# RMC ADVICE pls



## Skatanic (29 Feb 2012)

I'm 18 years old currently live in Toronto and I just recently decided that I want to join the military and get my wings. 
I finished high school with a 65% (I didn't try) average (M, U course and a few C courses), and now enrolled in Seneca for Police Foundations (2 year program). I know in order to become a pilot in the CF you need to have a university degree or go for ROTP at RMC. 

Now what I am very confused on what I should do. Should I continue my studies at Seneca ? And after apply to RMC? Or Apply to RMC and show them that I am very confident on getting a degree? I know its hard to get into RMC and I don't have the marks. Is there another way to get into RMC ? Sorry for all the questions. 

If anyone can help me out id appreciate it a lot !

Thanks !!


Other info; I'm involved in community services, play rec sports also tutoring.


----------



## brihard (29 Feb 2012)

Skatanic said:
			
		

> I'm 18 years old currently live in Toronto and I just recently decided that I want to join the military and get my wings.
> I finished high school with a 65% (I didn't try) average (M, U course and a few C courses), and now enrolled in Seneca for Police Foundations (2 year program). I know in order to become a pilot in the CF you need to have a university degree or go for ROTP at RMC.
> 
> Now what I am very confused on what I should do. Should I continue my studies at Seneca ? And after apply to RMC? Or Apply to RMC and show them that I am very confident on getting a degree? I know its hard to get into RMC and I don't have the marks. Is there another way to get into RMC ? Sorry for all the questions.
> ...



Finsh police foundations.

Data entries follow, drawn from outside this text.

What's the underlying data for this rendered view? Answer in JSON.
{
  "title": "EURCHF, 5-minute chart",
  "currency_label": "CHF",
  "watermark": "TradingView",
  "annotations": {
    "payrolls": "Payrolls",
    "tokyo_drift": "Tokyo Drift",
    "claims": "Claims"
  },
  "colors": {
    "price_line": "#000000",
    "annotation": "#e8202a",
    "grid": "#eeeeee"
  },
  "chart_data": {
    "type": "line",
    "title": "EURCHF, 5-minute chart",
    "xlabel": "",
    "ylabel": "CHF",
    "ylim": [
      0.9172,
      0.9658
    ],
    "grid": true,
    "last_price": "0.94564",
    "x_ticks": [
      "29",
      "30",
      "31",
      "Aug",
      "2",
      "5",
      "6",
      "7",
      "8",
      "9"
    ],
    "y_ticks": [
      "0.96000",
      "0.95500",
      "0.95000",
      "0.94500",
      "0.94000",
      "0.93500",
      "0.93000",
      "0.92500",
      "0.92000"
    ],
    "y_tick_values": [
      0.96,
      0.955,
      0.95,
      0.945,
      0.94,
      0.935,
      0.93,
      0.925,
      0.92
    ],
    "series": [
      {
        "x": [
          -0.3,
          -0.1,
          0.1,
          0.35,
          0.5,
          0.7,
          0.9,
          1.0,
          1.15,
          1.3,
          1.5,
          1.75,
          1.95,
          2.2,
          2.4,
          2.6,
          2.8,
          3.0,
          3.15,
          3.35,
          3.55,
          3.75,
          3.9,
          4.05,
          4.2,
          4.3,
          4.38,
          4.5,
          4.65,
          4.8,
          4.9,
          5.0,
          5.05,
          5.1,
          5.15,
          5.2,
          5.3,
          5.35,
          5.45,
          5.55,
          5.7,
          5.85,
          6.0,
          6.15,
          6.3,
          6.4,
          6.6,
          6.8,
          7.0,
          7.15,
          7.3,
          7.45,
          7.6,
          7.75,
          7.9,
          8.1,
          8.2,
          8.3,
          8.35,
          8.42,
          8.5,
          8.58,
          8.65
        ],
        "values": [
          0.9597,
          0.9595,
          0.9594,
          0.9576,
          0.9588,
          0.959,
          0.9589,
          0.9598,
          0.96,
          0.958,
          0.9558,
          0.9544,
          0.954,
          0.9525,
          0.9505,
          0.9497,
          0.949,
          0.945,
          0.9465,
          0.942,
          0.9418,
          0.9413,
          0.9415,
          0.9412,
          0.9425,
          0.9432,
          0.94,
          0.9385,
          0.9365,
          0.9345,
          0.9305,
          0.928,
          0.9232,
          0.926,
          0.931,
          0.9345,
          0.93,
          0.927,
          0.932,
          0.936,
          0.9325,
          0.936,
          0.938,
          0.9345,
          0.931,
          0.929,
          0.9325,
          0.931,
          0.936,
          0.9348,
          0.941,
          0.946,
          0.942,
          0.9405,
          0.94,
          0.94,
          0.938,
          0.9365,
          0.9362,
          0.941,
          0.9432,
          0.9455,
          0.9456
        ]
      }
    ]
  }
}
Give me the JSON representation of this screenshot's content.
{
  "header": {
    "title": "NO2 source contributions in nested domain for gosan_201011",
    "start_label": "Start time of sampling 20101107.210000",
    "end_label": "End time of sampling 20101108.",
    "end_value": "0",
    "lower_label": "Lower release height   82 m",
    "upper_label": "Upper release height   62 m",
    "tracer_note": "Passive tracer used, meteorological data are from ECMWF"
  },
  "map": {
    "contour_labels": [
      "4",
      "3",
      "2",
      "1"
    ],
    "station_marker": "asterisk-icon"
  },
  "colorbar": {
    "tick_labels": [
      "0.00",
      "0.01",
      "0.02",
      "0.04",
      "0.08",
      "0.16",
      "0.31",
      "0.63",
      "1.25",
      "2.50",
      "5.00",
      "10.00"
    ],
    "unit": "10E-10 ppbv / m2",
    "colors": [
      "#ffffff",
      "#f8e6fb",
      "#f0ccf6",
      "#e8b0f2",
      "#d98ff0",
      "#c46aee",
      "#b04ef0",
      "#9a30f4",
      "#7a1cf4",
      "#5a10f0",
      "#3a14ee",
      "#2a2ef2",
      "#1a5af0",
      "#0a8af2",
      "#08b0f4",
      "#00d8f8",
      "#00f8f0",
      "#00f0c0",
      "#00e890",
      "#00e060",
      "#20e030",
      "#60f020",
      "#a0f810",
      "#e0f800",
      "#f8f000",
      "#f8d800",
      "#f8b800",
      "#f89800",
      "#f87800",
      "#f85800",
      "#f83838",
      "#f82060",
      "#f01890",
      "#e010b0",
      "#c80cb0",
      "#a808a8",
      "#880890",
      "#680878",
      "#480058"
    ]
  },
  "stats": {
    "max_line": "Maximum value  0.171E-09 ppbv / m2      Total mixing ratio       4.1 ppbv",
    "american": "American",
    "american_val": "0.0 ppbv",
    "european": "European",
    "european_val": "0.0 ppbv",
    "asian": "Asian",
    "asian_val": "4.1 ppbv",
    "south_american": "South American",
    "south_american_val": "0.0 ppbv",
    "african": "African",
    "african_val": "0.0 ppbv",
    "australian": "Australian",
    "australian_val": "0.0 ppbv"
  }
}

It won't likely get you a job, but it gives you a chance to pull your head out of your ass academically and salvage some better grades. The military will have no interest in subsidizing a university education if you don't demonstrate that you'll likely do well. And I don't mean scrape a pass.

The same arrangement at RMC - ROTP - can be done at other universities as well; you need not attend RMC to have your university education susidized and to enter the CF as an officer.

Pilot is extremely competitive, however, and with your grades you're fighting an uphill battle. Start now; get your grades up, and volunteer to show community involvement and to gain leadership experience.


----------



## Skatanic (29 Feb 2012)

Thanks


----------